His first stop of the day took him to his alma mater, McGill University, where he offered indications that a Trudeau prime ministership would be a marked departure from a Harper era defined by a hands-off approach to provincial issues.
Trudeau said the federal government should play a bigger role in education — as long as it respects provincial jurisdiction.
"We need to be the best-educated country in the world," Trudeau said, describing his goal to increase post-secondary enrolment from 50 to 70 per cent.
"That's a position that Mr. Harper certainly won't take because he doesn't particularly believe in national leadership, and secondly, (NDP Leader Tom) Mulcair certainly wouldn't take it because he's so worried about his nationalistic base in Quebec to feel that talking about education is something that the federal government can do — but it is."
"We have to do it in a way that respects provincial jurisdiction, but we need to understand that education will be the single-most important thing to get right in the coming years."
He also weighed in on two Quebec political issues that have made headlines in recent days.
Trudeau said he thinks the Parti Quebecois' plan to tighten language laws goes too far. At Dawson, he even teased the government over an ongoing internal spat in which party figures are divided over whether Montreal's metro system should offer guaranteed bilingual service.
"I came out in the fall in Quebec City against any strengthening of Quebec's language laws.
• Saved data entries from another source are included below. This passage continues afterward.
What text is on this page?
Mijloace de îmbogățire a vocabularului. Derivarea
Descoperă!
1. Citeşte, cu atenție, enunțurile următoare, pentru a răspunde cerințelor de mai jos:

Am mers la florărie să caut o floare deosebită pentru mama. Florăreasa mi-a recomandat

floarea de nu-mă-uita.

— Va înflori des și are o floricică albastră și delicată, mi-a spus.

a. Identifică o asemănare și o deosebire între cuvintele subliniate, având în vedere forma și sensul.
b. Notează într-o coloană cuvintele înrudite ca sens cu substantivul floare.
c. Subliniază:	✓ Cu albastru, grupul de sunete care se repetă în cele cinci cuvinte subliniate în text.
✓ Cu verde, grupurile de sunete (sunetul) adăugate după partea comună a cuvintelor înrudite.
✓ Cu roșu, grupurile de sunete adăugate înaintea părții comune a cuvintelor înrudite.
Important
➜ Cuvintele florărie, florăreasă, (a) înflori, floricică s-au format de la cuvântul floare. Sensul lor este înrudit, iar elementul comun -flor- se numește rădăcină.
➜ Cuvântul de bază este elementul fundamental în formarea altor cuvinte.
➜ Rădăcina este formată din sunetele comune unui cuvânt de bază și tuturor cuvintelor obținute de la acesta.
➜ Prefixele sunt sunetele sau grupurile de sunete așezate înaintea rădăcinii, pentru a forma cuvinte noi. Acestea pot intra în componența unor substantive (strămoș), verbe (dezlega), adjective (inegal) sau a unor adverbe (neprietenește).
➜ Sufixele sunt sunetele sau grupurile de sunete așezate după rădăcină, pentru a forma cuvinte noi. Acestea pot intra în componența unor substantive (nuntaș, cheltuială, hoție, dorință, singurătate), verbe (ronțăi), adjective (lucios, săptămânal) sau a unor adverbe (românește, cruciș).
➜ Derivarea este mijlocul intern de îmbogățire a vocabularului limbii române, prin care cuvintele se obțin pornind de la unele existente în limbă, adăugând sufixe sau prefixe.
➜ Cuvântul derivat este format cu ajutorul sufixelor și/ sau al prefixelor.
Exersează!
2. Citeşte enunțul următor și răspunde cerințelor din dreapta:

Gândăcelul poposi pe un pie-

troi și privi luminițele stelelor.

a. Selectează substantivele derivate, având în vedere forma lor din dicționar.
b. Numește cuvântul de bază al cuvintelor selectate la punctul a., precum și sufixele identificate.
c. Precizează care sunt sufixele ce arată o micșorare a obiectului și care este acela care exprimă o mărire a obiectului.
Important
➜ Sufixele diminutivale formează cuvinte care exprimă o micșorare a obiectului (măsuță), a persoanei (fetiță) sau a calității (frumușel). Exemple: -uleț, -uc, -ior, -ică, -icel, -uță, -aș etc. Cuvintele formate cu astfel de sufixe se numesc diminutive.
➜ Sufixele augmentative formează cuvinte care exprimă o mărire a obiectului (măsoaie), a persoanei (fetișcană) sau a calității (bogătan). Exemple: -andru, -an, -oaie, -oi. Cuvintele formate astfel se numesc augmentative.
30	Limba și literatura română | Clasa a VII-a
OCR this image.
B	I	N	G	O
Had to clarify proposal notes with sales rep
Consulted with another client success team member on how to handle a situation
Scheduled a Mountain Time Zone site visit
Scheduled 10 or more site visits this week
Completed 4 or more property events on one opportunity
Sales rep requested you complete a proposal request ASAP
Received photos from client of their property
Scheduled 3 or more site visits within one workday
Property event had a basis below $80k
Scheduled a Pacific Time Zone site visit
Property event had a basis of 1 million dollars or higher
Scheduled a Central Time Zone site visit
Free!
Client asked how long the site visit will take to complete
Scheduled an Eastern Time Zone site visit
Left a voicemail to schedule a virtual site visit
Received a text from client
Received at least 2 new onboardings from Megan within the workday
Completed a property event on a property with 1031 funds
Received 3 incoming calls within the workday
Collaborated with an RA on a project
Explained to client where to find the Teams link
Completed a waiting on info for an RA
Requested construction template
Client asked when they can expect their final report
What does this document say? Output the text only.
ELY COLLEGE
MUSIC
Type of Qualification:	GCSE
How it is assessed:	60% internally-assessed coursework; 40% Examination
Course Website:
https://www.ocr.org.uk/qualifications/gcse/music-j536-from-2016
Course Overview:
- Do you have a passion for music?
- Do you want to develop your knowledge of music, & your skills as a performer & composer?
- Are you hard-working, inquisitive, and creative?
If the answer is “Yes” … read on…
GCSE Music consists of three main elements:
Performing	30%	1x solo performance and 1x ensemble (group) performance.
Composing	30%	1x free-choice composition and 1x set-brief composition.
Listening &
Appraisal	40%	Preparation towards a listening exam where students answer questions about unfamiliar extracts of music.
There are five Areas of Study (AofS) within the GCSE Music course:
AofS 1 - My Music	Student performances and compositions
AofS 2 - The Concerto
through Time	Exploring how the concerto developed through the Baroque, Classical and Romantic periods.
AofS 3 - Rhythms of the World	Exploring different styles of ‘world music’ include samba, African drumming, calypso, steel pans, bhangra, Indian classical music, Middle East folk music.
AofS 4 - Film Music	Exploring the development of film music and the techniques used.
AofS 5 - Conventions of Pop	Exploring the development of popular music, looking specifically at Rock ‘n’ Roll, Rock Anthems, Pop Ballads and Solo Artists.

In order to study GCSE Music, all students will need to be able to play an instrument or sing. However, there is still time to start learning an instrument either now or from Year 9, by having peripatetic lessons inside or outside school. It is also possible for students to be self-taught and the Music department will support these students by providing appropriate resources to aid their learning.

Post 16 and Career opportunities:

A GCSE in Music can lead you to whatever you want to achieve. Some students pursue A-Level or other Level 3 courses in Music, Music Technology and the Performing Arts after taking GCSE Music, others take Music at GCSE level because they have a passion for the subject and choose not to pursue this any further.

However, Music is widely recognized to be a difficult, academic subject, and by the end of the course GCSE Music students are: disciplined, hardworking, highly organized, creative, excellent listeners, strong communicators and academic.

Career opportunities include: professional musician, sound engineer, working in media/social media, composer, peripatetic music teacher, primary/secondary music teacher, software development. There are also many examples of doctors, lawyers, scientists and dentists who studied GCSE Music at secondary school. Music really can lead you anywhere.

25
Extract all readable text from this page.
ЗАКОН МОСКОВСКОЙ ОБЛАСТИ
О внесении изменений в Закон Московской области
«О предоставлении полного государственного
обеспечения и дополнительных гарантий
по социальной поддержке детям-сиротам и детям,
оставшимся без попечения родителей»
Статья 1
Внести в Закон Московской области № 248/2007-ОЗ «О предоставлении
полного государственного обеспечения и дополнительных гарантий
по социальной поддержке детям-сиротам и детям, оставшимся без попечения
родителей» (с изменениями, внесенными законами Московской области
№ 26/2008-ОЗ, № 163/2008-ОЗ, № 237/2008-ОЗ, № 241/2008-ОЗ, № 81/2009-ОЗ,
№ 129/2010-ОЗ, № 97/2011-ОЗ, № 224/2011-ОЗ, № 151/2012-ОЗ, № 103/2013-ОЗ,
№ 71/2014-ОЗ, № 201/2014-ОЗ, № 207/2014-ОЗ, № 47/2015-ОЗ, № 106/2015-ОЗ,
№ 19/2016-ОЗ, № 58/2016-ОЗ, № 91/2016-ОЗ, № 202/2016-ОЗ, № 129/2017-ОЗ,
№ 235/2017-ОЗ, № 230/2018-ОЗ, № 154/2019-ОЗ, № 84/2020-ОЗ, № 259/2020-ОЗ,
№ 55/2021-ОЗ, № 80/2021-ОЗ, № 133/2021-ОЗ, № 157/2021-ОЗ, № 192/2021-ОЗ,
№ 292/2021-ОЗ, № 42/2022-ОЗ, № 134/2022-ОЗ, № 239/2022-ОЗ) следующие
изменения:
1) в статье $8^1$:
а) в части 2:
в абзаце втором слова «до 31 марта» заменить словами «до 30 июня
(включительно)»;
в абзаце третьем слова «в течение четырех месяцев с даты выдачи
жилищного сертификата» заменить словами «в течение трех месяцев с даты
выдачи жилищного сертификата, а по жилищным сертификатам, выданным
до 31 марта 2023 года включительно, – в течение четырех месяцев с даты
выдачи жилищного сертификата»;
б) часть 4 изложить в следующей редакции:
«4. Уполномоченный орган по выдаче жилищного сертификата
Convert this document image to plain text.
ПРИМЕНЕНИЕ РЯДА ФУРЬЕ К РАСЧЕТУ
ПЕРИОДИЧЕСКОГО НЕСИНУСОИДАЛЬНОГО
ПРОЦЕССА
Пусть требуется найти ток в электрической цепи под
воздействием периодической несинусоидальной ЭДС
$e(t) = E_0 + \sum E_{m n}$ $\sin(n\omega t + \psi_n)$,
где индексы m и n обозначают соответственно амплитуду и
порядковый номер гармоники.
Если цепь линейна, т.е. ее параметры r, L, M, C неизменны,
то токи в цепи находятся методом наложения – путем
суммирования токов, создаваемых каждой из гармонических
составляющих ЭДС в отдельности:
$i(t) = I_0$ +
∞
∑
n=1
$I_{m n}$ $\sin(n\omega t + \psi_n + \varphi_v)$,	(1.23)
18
I don't think it's necessary," he said.
"I don't think it's helpful and, actually, you can see the extent to which the approach that this government has is very much based around electoral concerns and the idea of drumming up controversy rather than anything else."
He continued by saying it makes little sense that, on the one hand, the PQ's Bill 14 would reduce access to English services while, on the other, the party is talking about making the metro more English — much to the dismay of former premier and PQ icon Jacques Parizeau.
"So, what you have is a hodge-podge of reactions that are very much around trying to generate controversy and positioning and electoral interests and appease base rather than actually do what's in the best interests of communities," he said.
"For me, it's an old issue that becomes less and less relevant with every passing day as more and more Quebecers become bilingual, as people no longer see a tremendous conflict between English and French."
Those comments on provincial issues did not actually come up in a speech — they only emerged in response to students' questions.
He did back up the PQ government on one policy in a scrum with reporters.
Trudeau said he doesn't support free university tuition, echoing the provincial government's position.
"I don't think free tuition for university is an efficient use of limited taxpayer dollars," he said, adding it should only be free for poorer students who "desperately" need it.
The idea of free education is at the heart of a dispute between the government and the more hardline student faction.
But when asked by a reporter about Quebec's broader public debate over the cost of tuition fees, Trudeau declined to get involved, saying he respected the province's right to handle issues within its jurisdiction.
Trudeau was also asked by a student at McGill if he thought a referendum vote of 50 per cent plus one would be enough for Quebec to secede from Canada, a question that referenced the New Democrats' position on the matter.
He responded by suggesting that at least two-thirds of Quebecers should have to vote in favour of independence for it to pass.
"If we want to change the Canadian Constitution... we should at least have the same threshold needed to change the New Democrat Party's constitution, which is two-thirds," Trudeau said, before stating he did not want to fix a threshold himself.
His appearance at McGill drew an audience of a bit more than 100 students, with some unable to fit into the room.
He later spoke to a packed auditorium, with about 300 people filling a hall at Dawson.
At least 200 students attended his event at Universite de Montreal.
Students there asked pointed questions about the Constitution, which was patriated by his father in 1982 without the support of Quebec.
Nobody in that room, which was about three-quarters full, asked for an autograph or a photo after his appearance, but one student pulled him aside to continue debating Canada's constitutional situation.
One student said he did not feel Canadian, because of cultural differences. Another asked whether he had any ideas to move beyond the constitutional "status quo."
Trudeau has said reopening the Constitution to get Quebec's approval would not be a pressing priority.